Aucun débat non plus sur l’augmentation exorbitante du nombre de fonctionnaires locaux, alors que les missions des communes et des provinces n’ont guère été modifiées et que le service n’a pas connu une spectaculaire amélioration qui pourrait justifier l’augmentation des effectifs. À ce niveau, aucune étude n’a été faite et on se limite à constater cette augmentation sans en tirer la moindre conclusion, alors que le lien avec le clientélisme local parait évident.

Enfin, les services locaux sont-ils efficaces ? C’est la question qu’on ne pose pas alors qu’elle est bien souvent en débat pour les services fédéraux, pour l’enseignement et pour les services régionaux. Cette frilosité est due au morcellement et au fait que les citoyens n’ont pas de vue d’ensemble du problème et ne peuvent faire de comparaison effective.
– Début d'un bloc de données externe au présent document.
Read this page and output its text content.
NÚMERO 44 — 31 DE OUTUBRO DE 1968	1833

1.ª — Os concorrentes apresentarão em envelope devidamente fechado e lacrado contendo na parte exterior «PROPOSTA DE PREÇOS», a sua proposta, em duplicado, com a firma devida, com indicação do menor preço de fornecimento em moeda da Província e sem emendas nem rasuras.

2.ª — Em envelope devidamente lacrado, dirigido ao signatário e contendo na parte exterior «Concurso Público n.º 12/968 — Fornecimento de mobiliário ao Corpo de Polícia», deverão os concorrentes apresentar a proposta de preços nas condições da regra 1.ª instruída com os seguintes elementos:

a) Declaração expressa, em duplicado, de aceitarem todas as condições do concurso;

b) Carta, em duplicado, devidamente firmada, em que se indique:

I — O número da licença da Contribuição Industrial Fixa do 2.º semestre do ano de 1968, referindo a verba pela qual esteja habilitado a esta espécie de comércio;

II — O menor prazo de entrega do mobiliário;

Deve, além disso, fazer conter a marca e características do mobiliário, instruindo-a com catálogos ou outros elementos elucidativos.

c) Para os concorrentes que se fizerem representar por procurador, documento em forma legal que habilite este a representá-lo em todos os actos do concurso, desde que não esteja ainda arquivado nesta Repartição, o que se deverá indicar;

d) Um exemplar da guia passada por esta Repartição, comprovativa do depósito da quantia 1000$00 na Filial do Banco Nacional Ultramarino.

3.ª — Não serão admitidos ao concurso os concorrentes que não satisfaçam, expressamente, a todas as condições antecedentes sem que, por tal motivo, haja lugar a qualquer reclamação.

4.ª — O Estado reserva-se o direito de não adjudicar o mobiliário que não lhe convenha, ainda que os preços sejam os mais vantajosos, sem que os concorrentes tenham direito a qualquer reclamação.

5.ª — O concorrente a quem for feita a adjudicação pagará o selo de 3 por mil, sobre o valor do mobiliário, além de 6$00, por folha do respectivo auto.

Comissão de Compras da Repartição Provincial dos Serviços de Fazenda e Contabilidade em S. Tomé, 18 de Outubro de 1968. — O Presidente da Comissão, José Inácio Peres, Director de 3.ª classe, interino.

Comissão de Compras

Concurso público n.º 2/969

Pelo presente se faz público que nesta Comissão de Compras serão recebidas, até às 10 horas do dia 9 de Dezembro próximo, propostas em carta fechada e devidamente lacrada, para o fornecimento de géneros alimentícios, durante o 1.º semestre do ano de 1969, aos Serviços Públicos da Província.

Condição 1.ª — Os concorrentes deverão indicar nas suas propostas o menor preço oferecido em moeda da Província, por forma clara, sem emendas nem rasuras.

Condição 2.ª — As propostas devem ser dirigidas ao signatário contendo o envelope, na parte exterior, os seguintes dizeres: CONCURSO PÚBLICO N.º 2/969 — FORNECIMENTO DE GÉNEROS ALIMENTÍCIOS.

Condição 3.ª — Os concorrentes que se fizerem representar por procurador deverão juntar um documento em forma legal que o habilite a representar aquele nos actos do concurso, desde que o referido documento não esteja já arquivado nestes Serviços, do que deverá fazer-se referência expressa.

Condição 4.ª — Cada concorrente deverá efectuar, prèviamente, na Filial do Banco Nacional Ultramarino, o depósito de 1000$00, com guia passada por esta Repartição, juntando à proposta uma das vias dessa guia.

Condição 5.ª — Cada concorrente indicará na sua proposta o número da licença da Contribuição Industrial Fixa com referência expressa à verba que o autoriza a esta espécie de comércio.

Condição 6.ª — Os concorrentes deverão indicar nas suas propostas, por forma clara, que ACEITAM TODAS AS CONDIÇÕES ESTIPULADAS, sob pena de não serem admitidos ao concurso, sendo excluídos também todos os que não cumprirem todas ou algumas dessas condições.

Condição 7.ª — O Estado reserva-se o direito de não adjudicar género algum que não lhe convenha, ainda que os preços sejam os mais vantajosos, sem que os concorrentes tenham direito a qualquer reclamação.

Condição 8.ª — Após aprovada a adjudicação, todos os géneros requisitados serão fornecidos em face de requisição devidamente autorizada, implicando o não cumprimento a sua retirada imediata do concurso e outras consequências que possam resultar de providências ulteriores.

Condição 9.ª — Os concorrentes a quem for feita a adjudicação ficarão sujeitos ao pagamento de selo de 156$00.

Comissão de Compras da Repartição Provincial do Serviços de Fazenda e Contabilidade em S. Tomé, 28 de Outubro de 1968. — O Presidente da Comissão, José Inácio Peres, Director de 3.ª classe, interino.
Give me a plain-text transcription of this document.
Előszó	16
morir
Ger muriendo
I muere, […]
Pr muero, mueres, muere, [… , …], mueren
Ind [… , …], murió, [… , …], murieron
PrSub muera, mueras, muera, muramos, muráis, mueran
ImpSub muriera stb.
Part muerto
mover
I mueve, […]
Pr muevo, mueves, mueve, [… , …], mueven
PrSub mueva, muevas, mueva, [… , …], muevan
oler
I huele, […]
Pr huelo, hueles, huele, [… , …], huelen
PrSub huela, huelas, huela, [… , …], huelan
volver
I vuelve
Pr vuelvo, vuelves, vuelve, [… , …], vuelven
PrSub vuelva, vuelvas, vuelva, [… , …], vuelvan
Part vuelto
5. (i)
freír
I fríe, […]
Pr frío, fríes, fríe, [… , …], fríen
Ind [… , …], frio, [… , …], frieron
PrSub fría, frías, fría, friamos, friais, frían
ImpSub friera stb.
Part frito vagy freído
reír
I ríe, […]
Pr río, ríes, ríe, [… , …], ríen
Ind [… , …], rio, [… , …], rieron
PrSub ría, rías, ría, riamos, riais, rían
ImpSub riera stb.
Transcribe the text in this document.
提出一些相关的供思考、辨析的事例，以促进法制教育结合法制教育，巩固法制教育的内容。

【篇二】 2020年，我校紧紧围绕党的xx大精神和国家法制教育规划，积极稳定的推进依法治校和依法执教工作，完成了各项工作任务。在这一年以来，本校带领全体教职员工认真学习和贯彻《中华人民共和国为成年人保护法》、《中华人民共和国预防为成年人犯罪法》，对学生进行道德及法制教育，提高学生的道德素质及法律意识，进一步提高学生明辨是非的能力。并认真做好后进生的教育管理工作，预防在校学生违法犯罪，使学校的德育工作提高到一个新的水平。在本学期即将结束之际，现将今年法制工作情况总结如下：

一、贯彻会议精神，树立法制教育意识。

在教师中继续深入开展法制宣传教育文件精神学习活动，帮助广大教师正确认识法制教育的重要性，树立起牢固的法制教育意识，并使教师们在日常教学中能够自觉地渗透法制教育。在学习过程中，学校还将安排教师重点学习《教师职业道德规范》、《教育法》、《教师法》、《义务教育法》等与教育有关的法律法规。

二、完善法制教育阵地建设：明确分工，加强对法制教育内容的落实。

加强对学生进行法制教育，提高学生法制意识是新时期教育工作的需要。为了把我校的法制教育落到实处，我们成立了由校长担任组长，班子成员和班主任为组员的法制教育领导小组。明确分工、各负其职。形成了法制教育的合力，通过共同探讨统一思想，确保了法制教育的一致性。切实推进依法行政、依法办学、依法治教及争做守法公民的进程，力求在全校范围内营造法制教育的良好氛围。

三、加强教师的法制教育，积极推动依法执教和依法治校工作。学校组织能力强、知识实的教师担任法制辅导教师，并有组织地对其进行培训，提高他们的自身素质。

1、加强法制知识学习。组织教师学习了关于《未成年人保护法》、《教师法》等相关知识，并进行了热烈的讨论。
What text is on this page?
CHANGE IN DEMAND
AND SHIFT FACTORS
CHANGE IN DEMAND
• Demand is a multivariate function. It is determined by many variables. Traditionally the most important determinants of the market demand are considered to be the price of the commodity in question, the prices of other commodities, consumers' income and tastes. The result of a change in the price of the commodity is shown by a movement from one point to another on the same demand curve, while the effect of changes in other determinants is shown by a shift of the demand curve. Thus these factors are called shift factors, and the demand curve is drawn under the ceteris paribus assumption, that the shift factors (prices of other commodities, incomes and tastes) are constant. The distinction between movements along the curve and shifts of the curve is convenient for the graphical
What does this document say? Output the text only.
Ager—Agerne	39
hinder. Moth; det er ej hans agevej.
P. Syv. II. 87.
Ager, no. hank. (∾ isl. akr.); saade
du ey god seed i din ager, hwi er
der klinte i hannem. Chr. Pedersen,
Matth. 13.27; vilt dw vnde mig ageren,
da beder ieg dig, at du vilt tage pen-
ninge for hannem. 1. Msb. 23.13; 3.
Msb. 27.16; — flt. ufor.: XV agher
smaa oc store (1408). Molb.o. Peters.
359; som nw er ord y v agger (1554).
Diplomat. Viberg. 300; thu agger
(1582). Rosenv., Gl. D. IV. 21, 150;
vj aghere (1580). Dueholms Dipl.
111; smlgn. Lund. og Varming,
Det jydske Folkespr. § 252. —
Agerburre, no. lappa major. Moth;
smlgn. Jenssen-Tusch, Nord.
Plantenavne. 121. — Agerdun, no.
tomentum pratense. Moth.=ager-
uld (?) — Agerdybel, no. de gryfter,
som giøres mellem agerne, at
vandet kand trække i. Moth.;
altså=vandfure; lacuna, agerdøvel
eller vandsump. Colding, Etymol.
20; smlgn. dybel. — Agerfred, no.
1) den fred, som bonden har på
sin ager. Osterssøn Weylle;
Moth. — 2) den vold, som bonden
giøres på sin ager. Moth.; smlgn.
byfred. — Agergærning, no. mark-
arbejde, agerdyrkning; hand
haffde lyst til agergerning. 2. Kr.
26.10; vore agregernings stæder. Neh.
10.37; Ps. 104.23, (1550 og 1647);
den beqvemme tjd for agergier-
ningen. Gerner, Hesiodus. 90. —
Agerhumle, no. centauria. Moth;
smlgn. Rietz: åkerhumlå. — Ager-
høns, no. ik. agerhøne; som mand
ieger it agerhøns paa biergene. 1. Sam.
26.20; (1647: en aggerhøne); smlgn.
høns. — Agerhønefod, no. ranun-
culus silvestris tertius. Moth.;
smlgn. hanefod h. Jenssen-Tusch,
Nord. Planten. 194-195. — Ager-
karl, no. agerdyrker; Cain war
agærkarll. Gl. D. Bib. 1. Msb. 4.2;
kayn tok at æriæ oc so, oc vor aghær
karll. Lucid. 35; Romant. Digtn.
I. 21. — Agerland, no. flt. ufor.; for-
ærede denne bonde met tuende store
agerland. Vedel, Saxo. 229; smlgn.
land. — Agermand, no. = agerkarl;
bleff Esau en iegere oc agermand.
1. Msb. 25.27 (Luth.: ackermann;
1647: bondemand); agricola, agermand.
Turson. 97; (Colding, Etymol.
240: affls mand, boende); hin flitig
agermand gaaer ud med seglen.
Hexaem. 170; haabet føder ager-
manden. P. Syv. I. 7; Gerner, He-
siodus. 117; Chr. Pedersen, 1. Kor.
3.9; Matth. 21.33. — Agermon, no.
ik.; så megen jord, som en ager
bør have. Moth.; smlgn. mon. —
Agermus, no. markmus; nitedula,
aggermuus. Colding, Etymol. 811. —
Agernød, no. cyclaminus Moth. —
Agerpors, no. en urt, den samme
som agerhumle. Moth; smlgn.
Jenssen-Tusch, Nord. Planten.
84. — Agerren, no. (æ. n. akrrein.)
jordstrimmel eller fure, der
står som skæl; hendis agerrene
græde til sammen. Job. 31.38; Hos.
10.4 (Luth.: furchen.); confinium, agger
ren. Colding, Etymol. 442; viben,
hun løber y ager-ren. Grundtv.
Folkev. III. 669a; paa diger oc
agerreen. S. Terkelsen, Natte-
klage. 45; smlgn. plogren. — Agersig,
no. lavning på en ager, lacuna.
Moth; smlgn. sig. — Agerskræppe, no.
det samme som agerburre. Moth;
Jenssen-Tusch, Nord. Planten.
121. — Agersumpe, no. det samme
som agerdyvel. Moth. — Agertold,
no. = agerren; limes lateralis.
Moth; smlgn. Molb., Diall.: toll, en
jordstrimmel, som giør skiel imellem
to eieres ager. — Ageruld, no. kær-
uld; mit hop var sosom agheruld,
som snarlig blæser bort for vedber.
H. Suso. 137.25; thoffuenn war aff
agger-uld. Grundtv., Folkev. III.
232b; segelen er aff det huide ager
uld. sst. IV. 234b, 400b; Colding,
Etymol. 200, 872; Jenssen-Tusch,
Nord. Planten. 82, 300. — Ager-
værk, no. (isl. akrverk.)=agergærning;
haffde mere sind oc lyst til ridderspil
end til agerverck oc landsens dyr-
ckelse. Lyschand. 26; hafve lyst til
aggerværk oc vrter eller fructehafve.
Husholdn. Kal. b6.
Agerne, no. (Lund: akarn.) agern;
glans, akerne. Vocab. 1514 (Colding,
Et pourtant, il y a vraiment de nombreux domaines où les services communaux ne font pas bien leur travail et la comparaison avec les pays voisins n’est surement pas à notre avantage, que ce soit au niveau de la propreté des rues, des parcs et des promenades, de la signalisation en général, de l’entretien des voiries, de la programmation des travaux, de l’information utile des citoyens, etc. Parlons aussi des horaires des administrations communales dont certaines travaillent à contretemps, comme dans les communes bruxelloises où l’horaire d’été continue à prévaloir, ce qui implique qu’elles sont pratiquement fermées tous les après-midis en juillet et en aout ! Enfin, parlons de la fiscalité communale qui parait parfois tout à fait fantaisiste, voire excessive ou grotesque, comme cette redevance sur les barrières Nadar dans les communes bruxelloises et certaines communes wallonnes qui aboutit au résultat que le contribuable est parfois invité à les payer dix fois pour leur usage ! Bref, il y a beaucoup de choses à dire et les débats électoraux sont particulièrement muets sur ce point et éludent pratiquement toute critique de fonctionnement. Tout va donc très bien dans les communes et provinces, merci pour elles.

Pourtant, à la lecture des résultats de notre enquête — qui ne portait ni sur le cout des services ni sur leur efficacité —, on peut constater qu’il reste un chemin énorme à parcourir en ce qui concerne des principes de base comme la priorité au statut, la sélection par concours par un organisme indépendant ou encore l’intervention de l’École d’administration dans la sélection des hauts fonctionnaires. Si certains partis s’en tirent relativement bien et même très bien, le PS et le MR affichent un conservatisme assez préoccupant.

Enfin, la position de tous les partis, à la notable exception du PTB, sur la fiscalité communale, qui consiste à soutenir qu’une fiscalité différente pour chaque commune est juste et encourage  la bonne gestion, démontre le manque de vision des partis qui croient encore que la commune est indépendante de sa population, de ses ressources fiscales, de ses besoins et qu’elle est en quelque sorte une ile, mieux un fief qui peut être géré et taxé comme au temps du Moyen Âge, alors que les paramètres de la gestion communale sont pour la plupart imposés, à la notable exception du personnel qui lui constitue un tabou dont on ne parle pas.

Et ce n’est pas là le moindre paradoxe d’élections où l’enjeu de personnel, l’enjeu du cout du service, l’efficacité des services eux-mêmes ne sont guère abordés, comme si ces trois questions étaient accessoires alors qu’elles sont fondamentales dans la gestion des entités locales.